This template letter may be used in situations where one party terminates a contract on the grounds of the other's insolvency or bankruptcy. The template is short, and easy to adapt to the specific circumstances of a contract termination.
In the case of individual debtors, insolvency is commonly referred to as bankruptcy. This template may be used in relation to both the insolvency of companies and other incorporated entities, and the bankruptcy of individuals.
Professionally-drafted contracts usually contain a provision permitting one party to terminate in the case of the insolvency or bankruptcy of the other party. These provisions protect the terminating party, particularly in circumstances where the terminating party has an obligation to give credit in some form to the other party under the contract. Termination in the case of insolvency is usually effective immediately, upon the giving of a notice of termination.
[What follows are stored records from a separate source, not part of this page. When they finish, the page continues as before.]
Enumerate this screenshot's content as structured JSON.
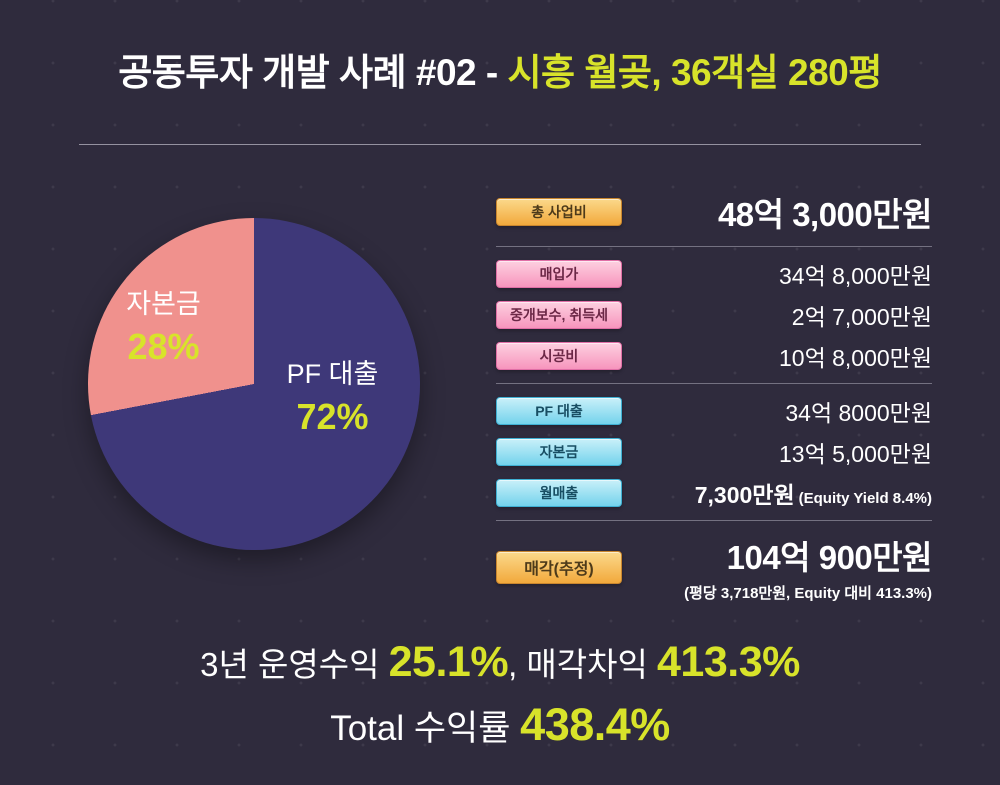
{
  "colors": {
    "background": "#2f2b3d",
    "accent_yellow": "#d8e32a",
    "pie_pf": "#3e3879",
    "pie_equity": "#f0918d",
    "badge_orange": "#f2a93c",
    "badge_pink": "#f795bd",
    "badge_cyan": "#74d3ec"
  },
  "title": {
    "main": "공동투자 개발 사례 #02 - ",
    "highlight": "시흥 월곶, 36객실 280평"
  },
  "pie": {
    "labels": [
      {
        "name": "자본금",
        "percent": "28%"
      },
      {
        "name": "PF 대출",
        "percent": "72%"
      }
    ]
  },
  "finance": {
    "rows": [
      {
        "badge": "총 사업비",
        "value": "48억 3,000만원"
      },
      {
        "badge": "매입가",
        "value": "34억 8,000만원"
      },
      {
        "badge": "중개보수, 취득세",
        "value": "2억 7,000만원"
      },
      {
        "badge": "시공비",
        "value": "10억 8,000만원"
      },
      {
        "badge": "PF 대출",
        "value": "34억 8000만원"
      },
      {
        "badge": "자본금",
        "value": "13억 5,000만원"
      },
      {
        "badge": "월매출",
        "value": "7,300만원",
        "note": "(Equity Yield 8.4%)"
      },
      {
        "badge": "매각(추정)",
        "value": "104억 900만원",
        "note": "(평당 3,718만원, Equity 대비 413.3%)"
      }
    ]
  },
  "summary": {
    "line1_text1": "3년 운영수익 ",
    "line1_value1": "25.1%",
    "line1_text2": ", 매각차익 ",
    "line1_value2": "413.3%",
    "line2_text": "Total 수익률 ",
    "line2_value": "438.4%"
  },
  "chart_data": [
    {
      "type": "pie",
      "title": "공동투자 개발 사례 #02 - 시흥 월곶, 36객실 280평",
      "labels": [
        "PF 대출",
        "자본금"
      ],
      "values": [
        72,
        28
      ],
      "unit": "percent",
      "colors": [
        "#3e3879",
        "#f0918d"
      ],
      "start_angle_deg": 0,
      "direction": "clockwise",
      "legend_position": "inside"
    },
    {
      "type": "table",
      "rows": [
        [
          "총 사업비",
          "48억 3,000만원"
        ],
        [
          "매입가",
          "34억 8,000만원"
        ],
        [
          "중개보수, 취득세",
          "2억 7,000만원"
        ],
        [
          "시공비",
          "10억 8,000만원"
        ],
        [
          "PF 대출",
          "34억 8000만원"
        ],
        [
          "자본금",
          "13억 5,000만원"
        ],
        [
          "월매출",
          "7,300만원 (Equity Yield 8.4%)"
        ],
        [
          "매각(추정)",
          "104억 900만원 (평당 3,718만원, Equity 대비 413.3%)"
        ]
      ]
    }
  ]
}
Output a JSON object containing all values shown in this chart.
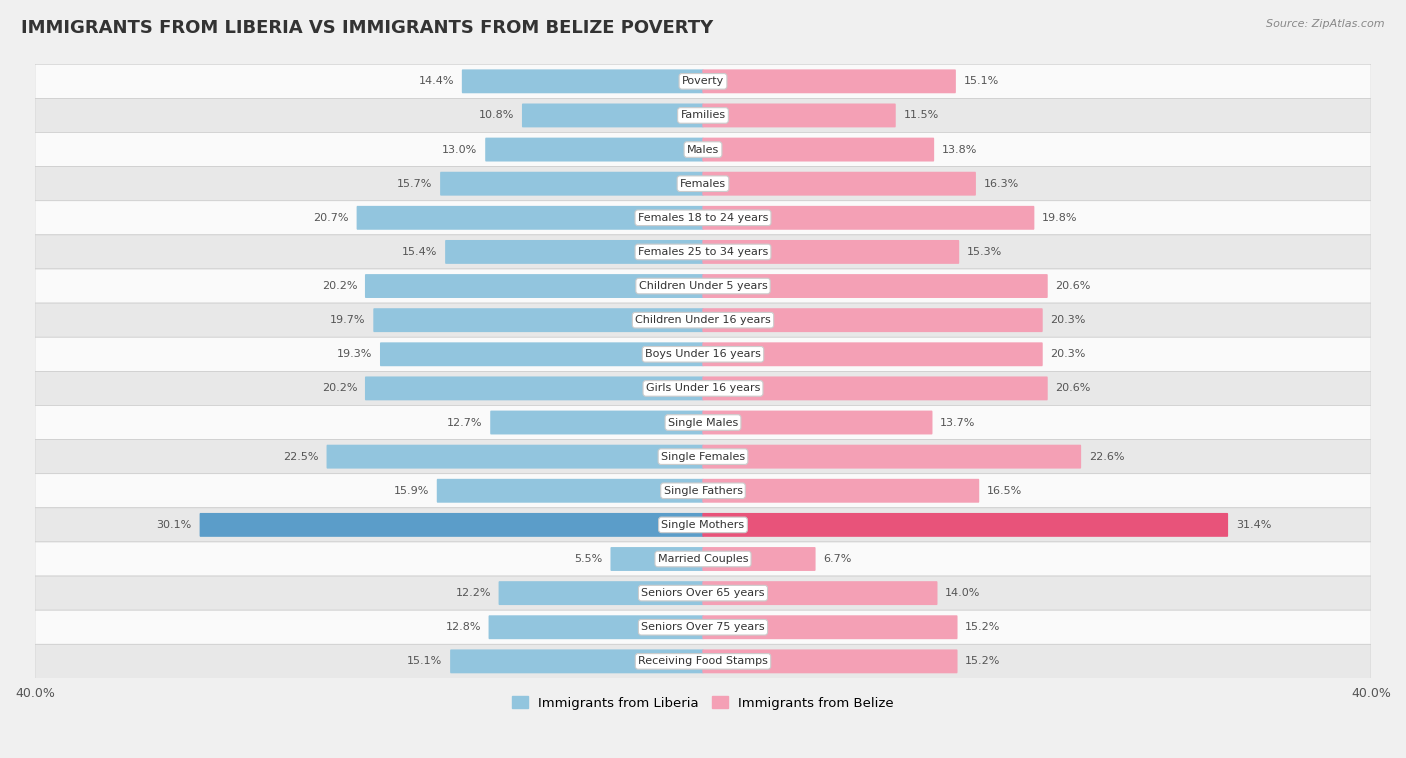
{
  "title": "IMMIGRANTS FROM LIBERIA VS IMMIGRANTS FROM BELIZE POVERTY",
  "source": "Source: ZipAtlas.com",
  "categories": [
    "Poverty",
    "Families",
    "Males",
    "Females",
    "Females 18 to 24 years",
    "Females 25 to 34 years",
    "Children Under 5 years",
    "Children Under 16 years",
    "Boys Under 16 years",
    "Girls Under 16 years",
    "Single Males",
    "Single Females",
    "Single Fathers",
    "Single Mothers",
    "Married Couples",
    "Seniors Over 65 years",
    "Seniors Over 75 years",
    "Receiving Food Stamps"
  ],
  "liberia_values": [
    14.4,
    10.8,
    13.0,
    15.7,
    20.7,
    15.4,
    20.2,
    19.7,
    19.3,
    20.2,
    12.7,
    22.5,
    15.9,
    30.1,
    5.5,
    12.2,
    12.8,
    15.1
  ],
  "belize_values": [
    15.1,
    11.5,
    13.8,
    16.3,
    19.8,
    15.3,
    20.6,
    20.3,
    20.3,
    20.6,
    13.7,
    22.6,
    16.5,
    31.4,
    6.7,
    14.0,
    15.2,
    15.2
  ],
  "liberia_color": "#92c5de",
  "belize_color": "#f4a0b5",
  "liberia_highlight_color": "#5b9dc9",
  "belize_highlight_color": "#e8537a",
  "background_color": "#f0f0f0",
  "row_light_color": "#fafafa",
  "row_dark_color": "#e8e8e8",
  "xlim": 40.0,
  "bar_height": 0.62,
  "legend_liberia": "Immigrants from Liberia",
  "legend_belize": "Immigrants from Belize",
  "title_fontsize": 13,
  "label_fontsize": 8.0,
  "value_fontsize": 8.0,
  "highlight_idx": 13
}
In practice, it may be difficult to determine whether or not a debtor is in fact insolvent. Some cases will be clear, but others will not. For this reason, contract termination clauses that deal with insolvency will often elaborate the circumstances which will be counted as "insolvency" for the purposes of the contract. These might include a party being dissolved, ceasing to conduct its business, being unable to pay its debts (the broad statutory criterion), making arrangements with its creditors, having an administrator or other official appointed over its assets, or being the subject of a winding-up order.
In any case, you should review the contract in question carefully before issuing any notice of termination. You should identify the contract provision that gives you a right to terminate, and also the factual circumstances that bring that contract provision into play. You should also study the notice requirements in the contract, to ensure that your notice of termination is validly given.
The termination (or attempted termination) of a contract may result in the terminating party being subject to certain liabilities; you should therefore seek expert legal advice before terminating if you are unsure of your position.